Rather Dataset stages should be used for intermediate storage between
different jobs.
Datasets are key to good performance in a set of linked jobs. They
help in achieving end-to-end parallelism by writing data in partitioned
form and maintaining the sort order. No repartitioning or import/export
conversions are needed.
In order to have faster reading from the Sequential File stage the
number of readers per node can be increased (default value is one). This
means, for example, that a single file can be partitioned as it is read
(even though the stage is constrained to running sequentially on the
conductor mode).
This is an optional property and only applies to files containing
fixed-length records. But this provides a way of partitioning data
contained in a single file. Each node reads a single file, but the file
can be divided according to the number of readers per node, and written
to separate partitions. This method can result in better I/O performance
on an SMP (Symmetric Multi Processing) system.

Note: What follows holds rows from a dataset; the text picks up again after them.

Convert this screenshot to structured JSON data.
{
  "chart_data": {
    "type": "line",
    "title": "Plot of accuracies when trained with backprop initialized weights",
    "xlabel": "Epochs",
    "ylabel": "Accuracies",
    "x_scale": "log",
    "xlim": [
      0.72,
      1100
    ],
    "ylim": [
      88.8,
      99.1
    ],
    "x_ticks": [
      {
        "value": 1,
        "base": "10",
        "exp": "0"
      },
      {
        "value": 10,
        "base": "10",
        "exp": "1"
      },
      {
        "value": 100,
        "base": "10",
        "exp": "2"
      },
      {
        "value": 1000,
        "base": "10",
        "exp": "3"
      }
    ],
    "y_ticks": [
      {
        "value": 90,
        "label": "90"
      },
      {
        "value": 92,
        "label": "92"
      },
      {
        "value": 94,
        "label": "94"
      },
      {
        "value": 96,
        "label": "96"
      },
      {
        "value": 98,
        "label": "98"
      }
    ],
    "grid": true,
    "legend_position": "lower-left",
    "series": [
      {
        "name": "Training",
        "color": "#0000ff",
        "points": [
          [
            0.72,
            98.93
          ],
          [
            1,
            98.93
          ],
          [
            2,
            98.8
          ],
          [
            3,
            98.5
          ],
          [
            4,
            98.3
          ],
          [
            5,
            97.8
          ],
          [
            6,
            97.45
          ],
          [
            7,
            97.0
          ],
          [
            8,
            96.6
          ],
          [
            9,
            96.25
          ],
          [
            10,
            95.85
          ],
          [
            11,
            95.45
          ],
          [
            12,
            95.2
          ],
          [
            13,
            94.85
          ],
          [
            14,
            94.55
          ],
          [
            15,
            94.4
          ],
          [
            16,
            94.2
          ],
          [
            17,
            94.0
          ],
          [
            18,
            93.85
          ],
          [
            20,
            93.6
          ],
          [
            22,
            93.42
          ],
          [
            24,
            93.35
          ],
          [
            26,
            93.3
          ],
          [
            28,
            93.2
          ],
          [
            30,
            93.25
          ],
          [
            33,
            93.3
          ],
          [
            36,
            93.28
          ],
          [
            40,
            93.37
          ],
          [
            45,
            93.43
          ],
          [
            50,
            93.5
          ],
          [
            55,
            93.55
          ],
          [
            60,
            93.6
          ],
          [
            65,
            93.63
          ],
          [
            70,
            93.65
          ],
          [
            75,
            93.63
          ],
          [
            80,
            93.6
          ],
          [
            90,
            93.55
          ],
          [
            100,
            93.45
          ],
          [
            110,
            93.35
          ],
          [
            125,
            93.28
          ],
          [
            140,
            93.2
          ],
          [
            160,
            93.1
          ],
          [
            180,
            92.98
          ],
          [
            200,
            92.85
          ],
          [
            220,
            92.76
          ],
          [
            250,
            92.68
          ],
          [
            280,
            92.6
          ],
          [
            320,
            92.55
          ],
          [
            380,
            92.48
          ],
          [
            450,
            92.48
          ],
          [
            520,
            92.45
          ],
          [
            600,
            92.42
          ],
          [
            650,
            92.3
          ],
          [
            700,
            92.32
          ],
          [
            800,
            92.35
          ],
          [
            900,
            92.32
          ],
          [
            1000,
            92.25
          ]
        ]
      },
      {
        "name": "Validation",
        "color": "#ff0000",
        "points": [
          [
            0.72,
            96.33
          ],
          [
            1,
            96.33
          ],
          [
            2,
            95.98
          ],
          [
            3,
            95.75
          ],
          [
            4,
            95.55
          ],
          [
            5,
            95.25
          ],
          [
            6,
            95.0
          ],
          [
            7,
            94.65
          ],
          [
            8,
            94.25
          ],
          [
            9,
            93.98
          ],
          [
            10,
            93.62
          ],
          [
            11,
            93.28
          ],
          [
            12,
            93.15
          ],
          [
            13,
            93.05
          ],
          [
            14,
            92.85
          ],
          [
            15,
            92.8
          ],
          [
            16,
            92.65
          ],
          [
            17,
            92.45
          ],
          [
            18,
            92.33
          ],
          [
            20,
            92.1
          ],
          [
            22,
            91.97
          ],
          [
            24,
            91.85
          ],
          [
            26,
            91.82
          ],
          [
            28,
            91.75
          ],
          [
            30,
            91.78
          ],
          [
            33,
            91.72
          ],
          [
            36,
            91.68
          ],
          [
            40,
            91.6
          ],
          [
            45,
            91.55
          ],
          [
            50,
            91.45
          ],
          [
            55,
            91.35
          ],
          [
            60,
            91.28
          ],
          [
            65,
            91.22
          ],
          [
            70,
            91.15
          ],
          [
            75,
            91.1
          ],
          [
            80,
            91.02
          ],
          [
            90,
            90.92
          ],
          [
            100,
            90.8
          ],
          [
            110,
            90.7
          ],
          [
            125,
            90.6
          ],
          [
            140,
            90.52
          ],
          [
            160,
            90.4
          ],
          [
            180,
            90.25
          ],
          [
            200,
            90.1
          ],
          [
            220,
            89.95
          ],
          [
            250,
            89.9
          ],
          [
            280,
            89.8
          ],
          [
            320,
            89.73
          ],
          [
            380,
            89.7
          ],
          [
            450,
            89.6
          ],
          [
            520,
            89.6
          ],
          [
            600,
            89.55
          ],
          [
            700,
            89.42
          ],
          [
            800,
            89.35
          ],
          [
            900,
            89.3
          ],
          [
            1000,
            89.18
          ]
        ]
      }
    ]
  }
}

It can also be specified that single files can be read by multiple
nodes. This is also an optional property and only applies to files
containing fixed-length records. Set this option to "Yes” to allow
individual files to be read by several nodes. This can improve
performance on cluster systems.
IBM DataStage knows the number of nodes available, and using the
fixed length record size, and the actual size of the file to be read,
allocates to the reader on each node a separate region within the file
to process. The regions will be of roughly equal size.